Extended convexity and smoothness and their applications in deep learning
Binchuan Qi, Wei Gong, Li Li
TL;DR
This work develops a generalized optimization framework for non-convex, non-smooth deep learning by extending strong convexity and Lipschitz smoothness through norm-power based convexity/smoothness notions, namely $8(\phi,c_\phi)$-convexity and $8(\Phi,c_\Phi)$-smoothness. It shows that empirical risk minimization can be interpreted as jointly minimizing a local gradient norm and a structural error, with the two components acting as tight bounds on the objective. The authors prove that SGD effectively reduces the local gradient norm and that architectural strategies like skip connections, over-parameterization, and random initialization help control the structural error, a claim supported by extensive experiments on MNIST, CIFAR-10, and Fashion-MNIST. The results provide a principled mechanism for understanding non-convex optimization in deep learning and offer practical guidance for designing architectures and training regimes that facilitate convergence toward favorable solutions.
Abstract
Classical assumptions like strong convexity and Lipschitz smoothness often fail to capture the nature of deep learning optimization problems, which are typically non-convex and non-smooth, making traditional analyses less applicable.

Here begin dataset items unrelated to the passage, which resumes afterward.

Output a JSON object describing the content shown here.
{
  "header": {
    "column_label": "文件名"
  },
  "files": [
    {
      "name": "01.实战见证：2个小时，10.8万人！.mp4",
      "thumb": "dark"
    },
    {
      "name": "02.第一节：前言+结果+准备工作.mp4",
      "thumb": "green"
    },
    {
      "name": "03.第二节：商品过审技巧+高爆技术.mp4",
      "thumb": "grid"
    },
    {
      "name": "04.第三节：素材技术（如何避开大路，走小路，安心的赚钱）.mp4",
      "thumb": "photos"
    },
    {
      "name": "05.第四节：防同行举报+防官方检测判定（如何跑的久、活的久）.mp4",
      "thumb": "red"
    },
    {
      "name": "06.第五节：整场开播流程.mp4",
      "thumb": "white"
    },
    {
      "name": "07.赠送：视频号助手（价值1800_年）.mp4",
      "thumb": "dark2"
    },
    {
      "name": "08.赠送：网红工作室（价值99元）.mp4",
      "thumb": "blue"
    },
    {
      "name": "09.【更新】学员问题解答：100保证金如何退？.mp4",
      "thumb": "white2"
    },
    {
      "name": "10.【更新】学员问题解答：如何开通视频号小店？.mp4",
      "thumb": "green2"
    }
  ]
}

This study aims to elucidate the mechanisms of non-convex optimization in deep learning by extending the conventional notions of strong convexity and Lipschitz smoothness. By leveraging these concepts, we prove that, under the established constraints, the empirical risk minimization problem is equivalent to optimizing the local gradient norm and structural error, which together constitute the upper and lower bounds of the empirical risk. Furthermore, our analysis demonstrates that the stochastic gradient descent (SGD) algorithm can effectively minimize the local gradient norm. Additionally, techniques like skip connections, over-parameterization, and random parameter initialization are shown to help control the structural error. Ultimately, we validate the core conclusions of this paper through extensive experiments. Theoretical analysis and experimental results indicate that our findings provide new insights into the mechanisms of non-convex optimization in deep learning.